Works best when
- Multiple financial institutions each operate their own permissioned ledger but require atomic cross-ledger settlement.
- Regulatory constraints prevent moving all participants onto a single shared chain.
Avoid when
- Use cases require fully open participation on public blockchains.
- Applications depend on composability with EVM or ZK ecosystems.
Post-quantum exposure
Risk · medium- Vector
- Sync protocols rely on classical signatures (ECDSA, EdDSA) for cross-domain attestations. HNDL risk on encrypted cross-domain payloads if stored long-term.
- Mitigation
- Migrate cross-domain signing to hash-based or lattice-based schemes; encrypt long-lived payloads with hybrid PQ-secure transport.
Visibility
| Actor | Sees |
|---|---|
| Counterparty |
|
| Chain | — |
| Regulator |
|
| Public | — |
Components
- Permissioned ledger domains, each with its own consensus, identity set, and privacy boundary.
- Synchronization protocol that coordinates commits across domains (two-phase or view-based atomic commit).
- Smart contract language with explicit participant visibility controls, so contract state is replicated only to actual stakeholders.
- Governance model for validator or participant node admission, rotation, and exit.
- Selective disclosure mechanism for supervisors and auditors to access relevant state without full replication.
Protocol
- operator Deploy applications or contracts on separate permissioned ledgers, one domain per participant group.
- contract Each ledger operates its own local consensus and privacy domain independently.

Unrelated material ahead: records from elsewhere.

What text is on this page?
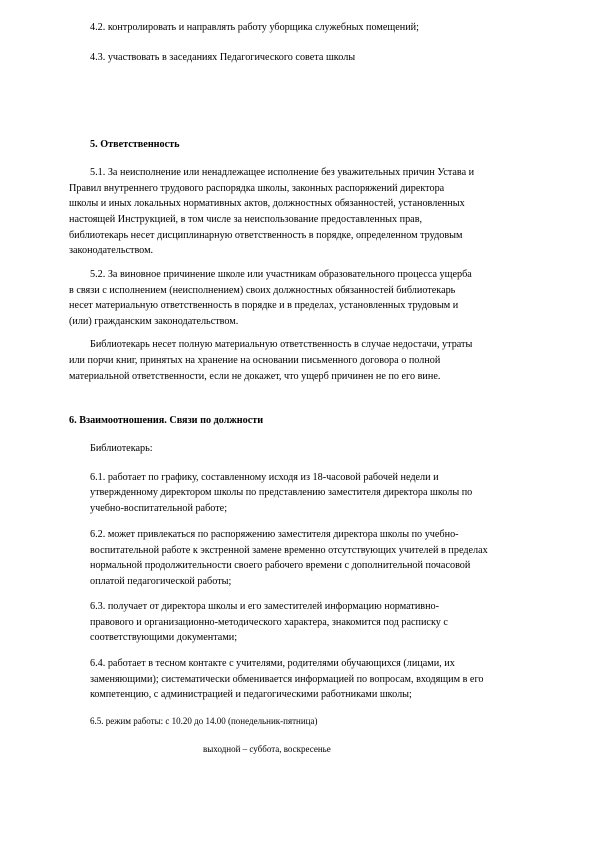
4.2. контролировать и направлять работу уборщика служебных помещений;
4.3. участвовать в заседаниях Педагогического совета школы
5. Ответственность
5.1. За неисполнение или ненадлежащее исполнение без уважительных причин Устава и
Правил внутреннего трудового распорядка школы, законных распоряжений директора
школы и иных локальных нормативных актов, должностных обязанностей, установленных
настоящей Инструкцией, в том числе за неиспользование предоставленных прав,
библиотекарь несет дисциплинарную ответственность в порядке, определенном трудовым
законодательством.
5.2. За виновное причинение школе или участникам образовательного процесса ущерба
в связи с исполнением (неисполнением) своих должностных обязанностей библиотекарь
несет материальную ответственность в порядке и в пределах, установленных трудовым и
(или) гражданским законодательством.
Библиотекарь несет полную материальную ответственность в случае недостачи, утраты
или порчи книг, принятых на хранение на основании письменного договора о полной
материальной ответственности, если не докажет, что ущерб причинен не по его вине.
6. Взаимоотношения. Связи по должности
Библиотекарь:
6.1. работает по графику, составленному исходя из 18-часовой рабочей недели и
утвержденному директором школы по представлению заместителя директора школы по
учебно-воспитательной работе;
6.2. может привлекаться по распоряжению заместителя директора школы по учебно-
воспитательной работе к экстренной замене временно отсутствующих учителей в пределах
нормальной продолжительности своего рабочего времени с дополнительной почасовой
оплатой педагогической работы;
6.3. получает от директора школы и его заместителей информацию нормативно-
правового и организационно-методического характера, знакомится под расписку с
соответствующими документами;
6.4. работает в тесном контакте с учителями, родителями обучающихся (лицами, их
заменяющими); систематически обменивается информацией по вопросам, входящим в его
компетенцию, с администрацией и педагогическими работниками школы;
6.5. режим работы: с 10.20 до 14.00 (понедельник-пятница)
выходной – суббота, воскресенье
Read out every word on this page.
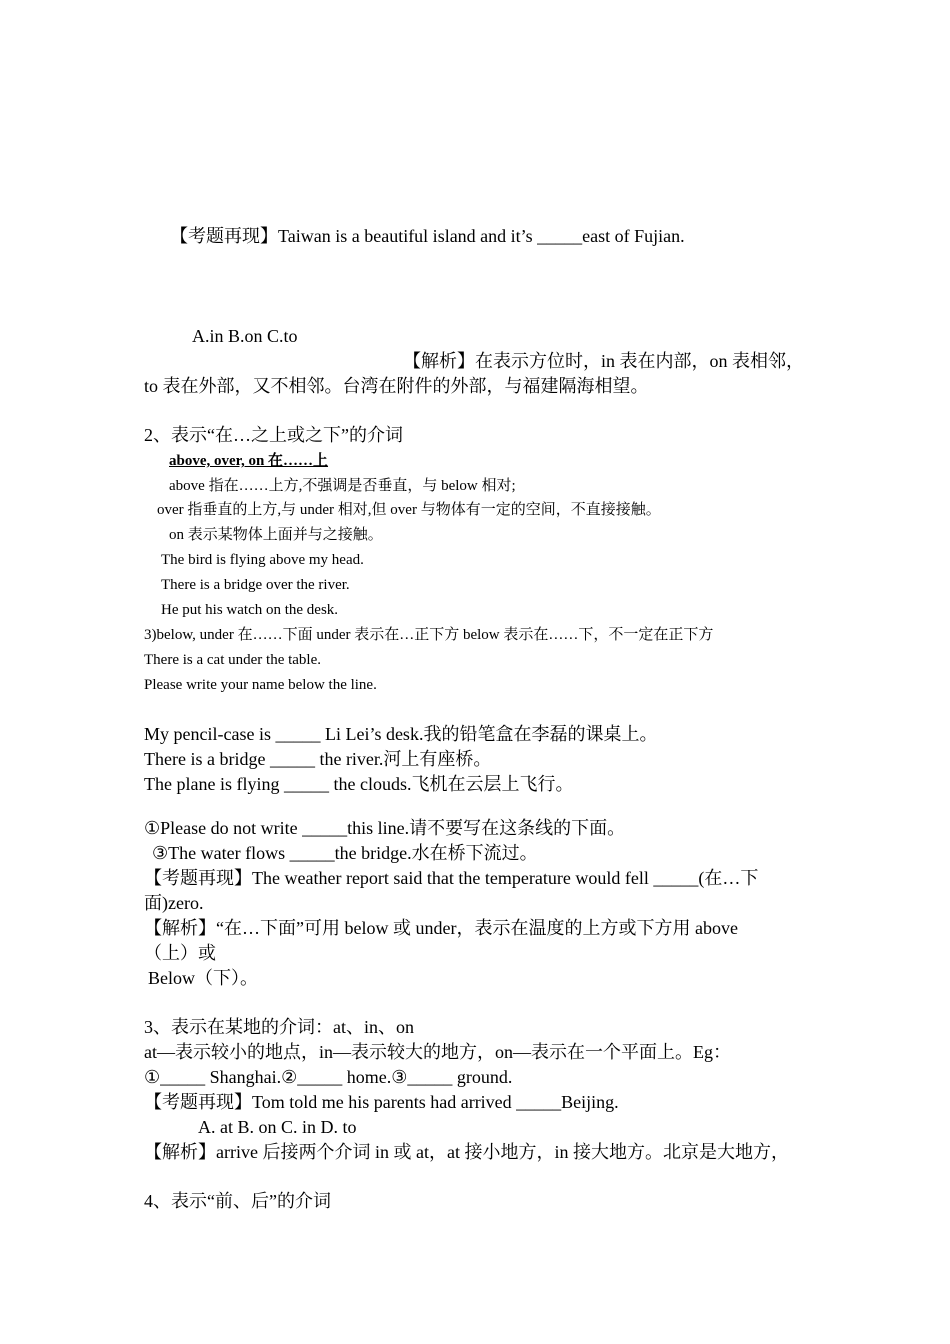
【考题再现】Taiwan is a beautiful island and it’s _____east of Fujian.
A.in B.on C.to
【解析】在表示方位时，in 表在内部，on 表相邻，
to 表在外部，又不相邻。台湾在附件的外部，与福建隔海相望。
2、表示“在…之上或之下”的介词
above, over, on 在……上
above 指在……上方,不强调是否垂直，与 below 相对;
over 指垂直的上方,与 under 相对,但 over 与物体有一定的空间，不直接接触。
on 表示某物体上面并与之接触。
The bird is flying above my head.
There is a bridge over the river.
He put his watch on the desk.
3)below, under 在……下面 under 表示在…正下方 below 表示在……下，不一定在正下方
There is a cat under the table.
Please write your name below the line.
My pencil-case is _____ Li Lei’s desk.我的铅笔盒在李磊的课桌上。
There is a bridge _____ the river.河上有座桥。
The plane is flying _____ the clouds.飞机在云层上飞行。
①Please do not write _____this line.请不要写在这条线的下面。
③The water flows _____the bridge.水在桥下流过。
【考题再现】The weather report said that the temperature would fell _____(在…下
面)zero.
【解析】“在…下面”可用 below 或 under，表示在温度的上方或下方用 above
（上）或
Below（下）。
3、表示在某地的介词：at、in、on
at—表示较小的地点，in—表示较大的地方，on—表示在一个平面上。Eg：
①_____ Shanghai.②_____ home.③_____ ground.
【考题再现】Tom told me his parents had arrived _____Beijing.
A. at B. on C. in D. to
【解析】arrive 后接两个介词 in 或 at，at 接小地方，in 接大地方。北京是大地方，
4、表示“前、后”的介词
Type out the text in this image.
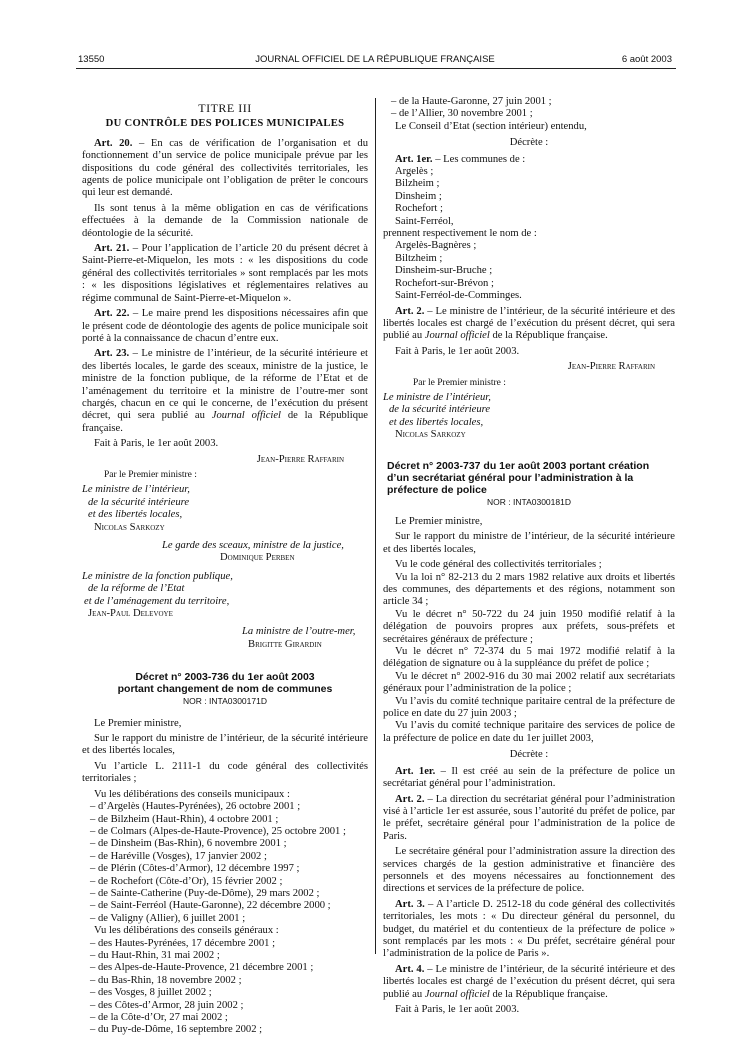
13550	JOURNAL OFFICIEL DE LA RÉPUBLIQUE FRANÇAISE	6 août 2003
TITRE III
DU CONTRÔLE DES POLICES MUNICIPALES

Art. 20. – En cas de vérification de l’organisation et du fonctionnement d’un service de police municipale prévue par les dispositions du code général des collectivités territoriales, les agents de police municipale ont l’obligation de prêter le concours qui leur est demandé.

Ils sont tenus à la même obligation en cas de vérifications effectuées à la demande de la Commission nationale de déontologie de la sécurité.

Art. 21. – Pour l’application de l’article 20 du présent décret à Saint-Pierre-et-Miquelon, les mots : « les dispositions du code général des collectivités territoriales » sont remplacés par les mots : « les dispositions législatives et réglementaires relatives au régime communal de Saint-Pierre-et-Miquelon ».

Art. 22. – Le maire prend les dispositions nécessaires afin que le présent code de déontologie des agents de police municipale soit porté à la connaissance de chacun d’entre eux.

Art. 23. – Le ministre de l’intérieur, de la sécurité intérieure et des libertés locales, le garde des sceaux, ministre de la justice, le ministre de la fonction publique, de la réforme de l’Etat et de l’aménagement du territoire et la ministre de l’outre-mer sont chargés, chacun en ce qui le concerne, de l’exécution du présent décret, qui sera publié au Journal officiel de la République française.

Fait à Paris, le 1er août 2003.

Jean-Pierre Raffarin

Par le Premier ministre :

Le ministre de l’intérieur,

de la sécurité intérieure

et des libertés locales,

Nicolas Sarkozy

Le garde des sceaux, ministre de la justice,

Dominique Perben

Le ministre de la fonction publique,

de la réforme de l’Etat

et de l’aménagement du territoire,

Jean-Paul Delevoye

La ministre de l’outre-mer,

Brigitte Girardin

Décret n° 2003-736 du 1er août 2003
portant changement de nom de communes
NOR : INTA0300171D

Le Premier ministre,

Sur le rapport du ministre de l’intérieur, de la sécurité intérieure et des libertés locales,

Vu l’article L. 2111-1 du code général des collectivités territoriales ;

Vu les délibérations des conseils municipaux :

– d’Argelès (Hautes-Pyrénées), 26 octobre 2001 ;

– de Bilzheim (Haut-Rhin), 4 octobre 2001 ;

– de Colmars (Alpes-de-Haute-Provence), 25 octobre 2001 ;

– de Dinsheim (Bas-Rhin), 6 novembre 2001 ;

– de Haréville (Vosges), 17 janvier 2002 ;

– de Plérin (Côtes-d’Armor), 12 décembre 1997 ;

– de Rochefort (Côte-d’Or), 15 février 2002 ;

– de Sainte-Catherine (Puy-de-Dôme), 29 mars 2002 ;

– de Saint-Ferréol (Haute-Garonne), 22 décembre 2000 ;

– de Valigny (Allier), 6 juillet 2001 ;

Vu les délibérations des conseils généraux :

– des Hautes-Pyrénées, 17 décembre 2001 ;

– du Haut-Rhin, 31 mai 2002 ;

– des Alpes-de-Haute-Provence, 21 décembre 2001 ;

– du Bas-Rhin, 18 novembre 2002 ;

– des Vosges, 8 juillet 2002 ;

– des Côtes-d’Armor, 28 juin 2002 ;

– de la Côte-d’Or, 27 mai 2002 ;

– du Puy-de-Dôme, 16 septembre 2002 ;

– de la Haute-Garonne, 27 juin 2001 ;

– de l’Allier, 30 novembre 2001 ;

Le Conseil d’Etat (section intérieur) entendu,

Décrète :

Art. 1er. – Les communes de :

Argelès ;

Bilzheim ;

Dinsheim ;

Rochefort ;

Saint-Ferréol,

prennent respectivement le nom de :

Argelès-Bagnères ;

Biltzheim ;

Dinsheim-sur-Bruche ;

Rochefort-sur-Brévon ;

Saint-Ferréol-de-Comminges.

Art. 2. – Le ministre de l’intérieur, de la sécurité intérieure et des libertés locales est chargé de l’exécution du présent décret, qui sera publié au Journal officiel de la République française.

Fait à Paris, le 1er août 2003.

Jean-Pierre Raffarin

Par le Premier ministre :

Le ministre de l’intérieur,

de la sécurité intérieure

et des libertés locales,

Nicolas Sarkozy

Décret n° 2003-737 du 1er août 2003 portant création d’un secrétariat général pour l’administration à la préfecture de police
NOR : INTA0300181D

Le Premier ministre,

Sur le rapport du ministre de l’intérieur, de la sécurité intérieure et des libertés locales,

Vu le code général des collectivités territoriales ;

Vu la loi n° 82-213 du 2 mars 1982 relative aux droits et libertés des communes, des départements et des régions, notamment son article 34 ;

Vu le décret n° 50-722 du 24 juin 1950 modifié relatif à la délégation de pouvoirs propres aux préfets, sous-préfets et secrétaires généraux de préfecture ;

Vu le décret n° 72-374 du 5 mai 1972 modifié relatif à la délégation de signature ou à la suppléance du préfet de police ;

Vu le décret n° 2002-916 du 30 mai 2002 relatif aux secrétariats généraux pour l’administration de la police ;

Vu l’avis du comité technique paritaire central de la préfecture de police en date du 27 juin 2003 ;

Vu l’avis du comité technique paritaire des services de police de la préfecture de police en date du 1er juillet 2003,

Décrète :

Art. 1er. – Il est créé au sein de la préfecture de police un secrétariat général pour l’administration.

Art. 2. – La direction du secrétariat général pour l’administration visé à l’article 1er est assurée, sous l’autorité du préfet de police, par le préfet, secrétaire général pour l’administration de la police de Paris.

Le secrétaire général pour l’administration assure la direction des services chargés de la gestion administrative et financière des personnels et des moyens nécessaires au fonctionnement des directions et services de la préfecture de police.

Art. 3. – A l’article D. 2512-18 du code général des collectivités territoriales, les mots : « Du directeur général du personnel, du budget, du matériel et du contentieux de la préfecture de police » sont remplacés par les mots : « Du préfet, secrétaire général pour l’administration de la police de Paris ».

Art. 4. – Le ministre de l’intérieur, de la sécurité intérieure et des libertés locales est chargé de l’exécution du présent décret, qui sera publié au Journal officiel de la République française.

Fait à Paris, le 1er août 2003.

- operator A synchronization protocol links ledgers for cross-domain transactions, typically via relayers or a coordinator committee.
- user Parties agree off-chain on transaction terms (e.g., bond delivery versus cash payment).
- contract Each domain validates locally, then exchanges commitments or proofs with the counterparty domain.
- contract The sync protocol ensures atomic commit: either all domains finalize or all abort.
- regulator Supervisors access relevant state via scoped disclosure keys or attestations.
Guarantees & threat model
Guarantees:
- Atomicity: cross-ledger operations settle consistently or abort.
- Counterparty privacy: only transacting parties see payload state; other domains observe only commitment envelopes.
- Regulatory audit: scoped access for supervisory entities via dedicated disclosure paths.
Threat model:
- Honesty of the sync coordinator or relayer set. A malicious coordinator can stall commits but cannot unilaterally fabricate state.
- Each domain's local consensus. A compromised domain can produce inconsistent views to counterparties.
- Operator control over admission. Each ledger operator retains the ability to deny access, freeze assets, or refuse to process transactions within its domain.
- Cross-chain atomicity under partition is out of scope for simple two-phase commit; stronger protocols are needed when domains lose connectivity mid-commit.
Trade-offs
- Performance: synchronization adds latency versus single-ledger settlement, particularly under two-phase commit.
- Complexity: requires harmonization of governance, participant identity, and protocol versions across domains.
- Interoperability limits: not natively composable with public-chain DeFi or Ethereum L2 tooling.
- Failure modes: a stalled domain halts atomic settlement for any transaction touching it; timeouts and rollback paths must be specified.
- Operator censorship: each ledger operator controls participation within its domain; decentralized validator admission mitigates but does not eliminate this.
Example
- Bank A issues a bond on Ledger X (its domain).
- Investor B holds cash tokens on Ledger Y (its domain).
- Both ledgers participate in a shared synchronization protocol.
- Transaction: Investor B buys 10m euro of bonds, payment versus delivery.
- Ledger X transfers bond tokens and Ledger Y transfers cash tokens under a single atomic commit.
- Supervisors access the audit trail via scoped disclosure on both domains.